When we left off last time (see my last post), I explained that a D-module on a smooth complex variety X was a sheaf of modules M over the sheaf of differential operators D_X. Then I gave some motivation. Now, I want to get into what you actually do with these D-modules.

One first point of interest is to explain how to pull-back and push-forward D-modules. Let’s review first how to pull-back and push-forward coherent sheaves (ie O-modules). Suppose that f : Y \rightarrow X is a morphism of varieties and that F is a coherent sheaf on Y. Then we can do a sheaf-theoretic push-forward, f_*F . We need to functions on X to act here, but that is easy since we have a map from functions on X to functions on Y (that is part of the data of f) and functions on Y already act on F. So we can take this f_*F as our push-forward.

On the other hand, suppose we have a sheaf F on X. Then we can do a sheaf pullback f^* F which is a sheaf on Y. We need to get functions on Y to act on this sheaf. To do so, we will have to modify this pull-back to f^*F \otimes_{f^* \mathcal{O}_X} \mathcal{O}_Y and then functions on Y will act.
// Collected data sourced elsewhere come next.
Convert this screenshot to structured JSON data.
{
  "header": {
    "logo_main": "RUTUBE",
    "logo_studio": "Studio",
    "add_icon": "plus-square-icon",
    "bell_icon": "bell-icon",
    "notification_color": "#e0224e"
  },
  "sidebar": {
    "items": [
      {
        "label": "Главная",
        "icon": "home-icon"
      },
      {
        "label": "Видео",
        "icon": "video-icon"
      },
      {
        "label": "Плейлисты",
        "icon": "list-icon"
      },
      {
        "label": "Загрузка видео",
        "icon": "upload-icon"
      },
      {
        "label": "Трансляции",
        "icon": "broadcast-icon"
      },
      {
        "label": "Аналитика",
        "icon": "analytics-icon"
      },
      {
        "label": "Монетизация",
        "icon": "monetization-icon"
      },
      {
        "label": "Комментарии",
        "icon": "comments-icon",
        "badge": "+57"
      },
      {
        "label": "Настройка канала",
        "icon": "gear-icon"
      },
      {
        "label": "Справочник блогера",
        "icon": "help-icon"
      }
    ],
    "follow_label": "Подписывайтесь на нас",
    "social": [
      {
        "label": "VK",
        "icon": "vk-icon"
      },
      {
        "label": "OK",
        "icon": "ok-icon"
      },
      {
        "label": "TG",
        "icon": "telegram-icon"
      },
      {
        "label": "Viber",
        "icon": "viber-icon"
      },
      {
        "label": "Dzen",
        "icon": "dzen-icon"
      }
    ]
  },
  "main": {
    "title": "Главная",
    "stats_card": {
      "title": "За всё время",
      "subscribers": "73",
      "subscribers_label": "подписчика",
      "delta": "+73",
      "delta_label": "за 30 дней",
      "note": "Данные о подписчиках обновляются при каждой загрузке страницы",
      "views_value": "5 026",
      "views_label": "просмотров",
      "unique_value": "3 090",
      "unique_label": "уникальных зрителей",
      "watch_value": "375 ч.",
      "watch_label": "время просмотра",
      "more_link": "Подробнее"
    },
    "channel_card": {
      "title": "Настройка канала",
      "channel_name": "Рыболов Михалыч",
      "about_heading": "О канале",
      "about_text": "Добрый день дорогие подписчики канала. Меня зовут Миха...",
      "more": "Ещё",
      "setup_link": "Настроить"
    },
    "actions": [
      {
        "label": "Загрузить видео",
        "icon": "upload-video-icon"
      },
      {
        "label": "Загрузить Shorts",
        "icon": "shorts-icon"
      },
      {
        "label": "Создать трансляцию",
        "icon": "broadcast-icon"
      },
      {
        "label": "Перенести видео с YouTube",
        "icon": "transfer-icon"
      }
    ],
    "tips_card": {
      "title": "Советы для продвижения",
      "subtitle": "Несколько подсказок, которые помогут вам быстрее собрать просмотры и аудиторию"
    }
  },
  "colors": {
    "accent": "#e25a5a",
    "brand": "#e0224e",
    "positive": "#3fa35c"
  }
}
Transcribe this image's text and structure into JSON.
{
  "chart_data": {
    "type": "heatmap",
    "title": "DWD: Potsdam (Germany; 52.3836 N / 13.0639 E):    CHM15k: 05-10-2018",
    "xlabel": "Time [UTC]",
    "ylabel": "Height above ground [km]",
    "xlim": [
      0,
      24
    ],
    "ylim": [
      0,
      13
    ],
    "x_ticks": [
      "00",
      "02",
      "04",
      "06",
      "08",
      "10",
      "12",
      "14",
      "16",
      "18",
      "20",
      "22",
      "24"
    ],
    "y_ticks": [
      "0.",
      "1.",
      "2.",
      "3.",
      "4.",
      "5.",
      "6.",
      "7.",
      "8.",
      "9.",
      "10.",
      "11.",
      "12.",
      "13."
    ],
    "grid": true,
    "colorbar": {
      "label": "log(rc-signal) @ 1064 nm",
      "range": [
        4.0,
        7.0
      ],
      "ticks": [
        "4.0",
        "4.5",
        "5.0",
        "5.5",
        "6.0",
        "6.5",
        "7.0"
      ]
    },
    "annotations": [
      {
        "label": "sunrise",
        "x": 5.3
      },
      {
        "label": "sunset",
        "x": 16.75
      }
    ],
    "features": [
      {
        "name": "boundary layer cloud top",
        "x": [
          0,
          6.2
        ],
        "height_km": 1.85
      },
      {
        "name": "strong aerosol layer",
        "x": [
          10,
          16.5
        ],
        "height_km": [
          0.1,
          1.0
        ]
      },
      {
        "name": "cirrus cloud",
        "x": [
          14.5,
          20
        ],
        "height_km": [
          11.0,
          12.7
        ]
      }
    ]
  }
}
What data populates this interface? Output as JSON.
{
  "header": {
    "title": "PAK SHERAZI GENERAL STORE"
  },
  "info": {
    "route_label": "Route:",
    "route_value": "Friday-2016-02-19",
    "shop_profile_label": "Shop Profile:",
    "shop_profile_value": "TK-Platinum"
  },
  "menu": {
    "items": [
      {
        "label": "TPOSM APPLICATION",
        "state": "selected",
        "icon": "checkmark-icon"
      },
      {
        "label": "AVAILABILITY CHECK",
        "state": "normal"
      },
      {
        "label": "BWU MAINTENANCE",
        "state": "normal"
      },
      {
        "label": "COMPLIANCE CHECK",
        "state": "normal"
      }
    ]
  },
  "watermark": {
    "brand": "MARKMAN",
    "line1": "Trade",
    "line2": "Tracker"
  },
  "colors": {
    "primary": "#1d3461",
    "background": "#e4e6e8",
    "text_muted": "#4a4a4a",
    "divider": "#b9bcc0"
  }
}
Now let us think about D-modules. For D-modules, we need to be able to make both functions and vector fields act when we push-forward and pull-back. For functions, we do as above. Now, what about vector fields? Well, notice that when f: Y \rightarrow X , then we get a map from vector fields on Y to vector fields on X (ie it goes in the opposite direction as functions). So let F be a sheaf on X. Then D_Y automatically acts on the pull-back f^*F \otimes_{f^* \mathcal{O}_X} \mathcal{O}_Y as defined above. On the other hand, if F is a sheaf on Y, then to get vector fields to act on the push-forward, we will have to modify the definition of the push-forward to f_* F \otimes_{\mathcal{O}_Y} \mathcal{D}_Y. At this moment, some confusions between left and right D-modules enter, which I don’t want to go into…

What is remarkable about these definitions of push-forward and pull-back is that you can relate them to systems of differentially equations. Let’s look at an example. Consider Y=\mathcal{C} =X and f : Y \rightarrow X by f(y) = y^2 . Then, we can consider the D-module M = \mathcal{D}/\mathcal{D} \partial which corresponds to the differential equation f' = f . We can pull-back M to Y to get the D-module \mathcal{D}/\mathcal{D} (\partial - 2y) which corresponds to the differential equation f' = 2yf . Note that when you pull-back the function e^x by f you get the function e^{y^2} which is a solution to this differential equation.

As a challenge, try pushing forward M along the same map.

Correction: the push-forward for D-modules as defined above is a wrong. It should be more like: f_* (F \otimes_{\mathcal{D}_Y} \mathcal{O}_Y \otimes_{f^* \mathcal{O}_X} f^* \mathcal{D}_X ) . What a mouthfull!